A study determined that 7% of children under 18 years old lived with their father only. Find the probability that none of the 15 children, selected at random from all children under 18 years old, lived with their father only. The probability that none of the children lived with their father only is ? (Do not round until the final answer. Then round to the nearest thousandth as needed.)

Step 1 ：This is a binomial distribution problem where we are trying to find the probability of 0 successes (children living with their father only) in 15 trials (children selected at random). The probability of success on each trial is 0.07 (7%).

Step 2 ：The formula for the probability mass function of a binomial distribution is: \(P(X=k) = C(n, k) * (p^k) * ((1-p)^(n-k))\), where: \(P(X=k)\) is the probability of k successes in n trials, \(C(n, k)\) is the number of combinations of n items taken k at a time, \(p\) is the probability of success on each trial, \(n\) is the number of trials.

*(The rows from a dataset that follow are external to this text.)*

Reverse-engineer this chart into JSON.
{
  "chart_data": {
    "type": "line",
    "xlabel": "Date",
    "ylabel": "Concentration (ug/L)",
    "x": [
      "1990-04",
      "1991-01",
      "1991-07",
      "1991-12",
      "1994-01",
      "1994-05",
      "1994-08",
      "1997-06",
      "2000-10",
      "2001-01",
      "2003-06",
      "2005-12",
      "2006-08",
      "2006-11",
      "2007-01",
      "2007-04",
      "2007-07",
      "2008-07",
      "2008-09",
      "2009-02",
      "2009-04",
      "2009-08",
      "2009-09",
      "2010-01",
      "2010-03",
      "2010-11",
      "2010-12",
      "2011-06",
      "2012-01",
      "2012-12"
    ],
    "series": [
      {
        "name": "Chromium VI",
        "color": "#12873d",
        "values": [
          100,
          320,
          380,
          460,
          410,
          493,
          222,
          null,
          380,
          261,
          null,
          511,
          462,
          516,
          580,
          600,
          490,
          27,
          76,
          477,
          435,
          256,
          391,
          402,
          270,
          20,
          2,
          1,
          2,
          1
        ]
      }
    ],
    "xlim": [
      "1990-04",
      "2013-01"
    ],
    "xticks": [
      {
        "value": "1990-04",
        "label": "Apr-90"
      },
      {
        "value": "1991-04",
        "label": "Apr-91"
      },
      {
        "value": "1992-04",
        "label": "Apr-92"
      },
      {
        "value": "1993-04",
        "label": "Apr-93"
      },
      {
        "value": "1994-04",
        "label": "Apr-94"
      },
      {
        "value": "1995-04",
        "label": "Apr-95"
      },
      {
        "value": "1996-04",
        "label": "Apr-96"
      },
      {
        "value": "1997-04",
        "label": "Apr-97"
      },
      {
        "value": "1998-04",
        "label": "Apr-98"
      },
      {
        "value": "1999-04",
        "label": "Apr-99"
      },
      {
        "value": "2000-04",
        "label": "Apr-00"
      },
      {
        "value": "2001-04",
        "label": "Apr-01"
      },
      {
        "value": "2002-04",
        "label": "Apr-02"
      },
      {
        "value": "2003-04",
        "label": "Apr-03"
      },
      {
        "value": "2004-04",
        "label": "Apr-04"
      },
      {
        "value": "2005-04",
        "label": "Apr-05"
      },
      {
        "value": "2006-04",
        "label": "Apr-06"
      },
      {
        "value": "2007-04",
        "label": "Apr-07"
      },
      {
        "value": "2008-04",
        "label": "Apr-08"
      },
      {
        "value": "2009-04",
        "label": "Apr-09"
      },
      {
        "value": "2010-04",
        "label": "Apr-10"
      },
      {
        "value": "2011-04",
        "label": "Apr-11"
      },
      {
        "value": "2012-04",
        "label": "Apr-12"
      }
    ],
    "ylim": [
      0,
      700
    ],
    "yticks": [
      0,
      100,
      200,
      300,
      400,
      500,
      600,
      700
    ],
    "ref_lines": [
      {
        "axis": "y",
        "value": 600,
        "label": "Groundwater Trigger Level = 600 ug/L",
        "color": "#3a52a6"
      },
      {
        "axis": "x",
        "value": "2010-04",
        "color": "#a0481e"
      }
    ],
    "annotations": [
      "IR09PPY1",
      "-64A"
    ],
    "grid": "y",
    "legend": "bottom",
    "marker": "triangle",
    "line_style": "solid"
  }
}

Step 3 ：In this case, we want to find \(P(X=0)\), so \(k=0\). The number of trials, \(n\), is 15, and the probability of success, \(p\), is 0.07. The number of combinations of 15 items taken 0 at a time, \(C(15, 0)\), is 1. So we can substitute these values into the formula to find the probability.

Step 4 ：Substituting the values into the formula, we get: \(P = C(n, k) * (p^k) * ((1-p)^(n-k)) = 1 * (0.07^0) * ((1-0.07)^(15-0)) = 0.3367008620516138\)

Step 5 ：The probability that none of the 15 children, selected at random from all children under 18 years old, lived with their father only is approximately 0.337.

Step 6 ：Final Answer: The probability that none of the 15 children, selected at random from all children under 18 years old, lived with their father only is approximately \(\boxed{0.337}\).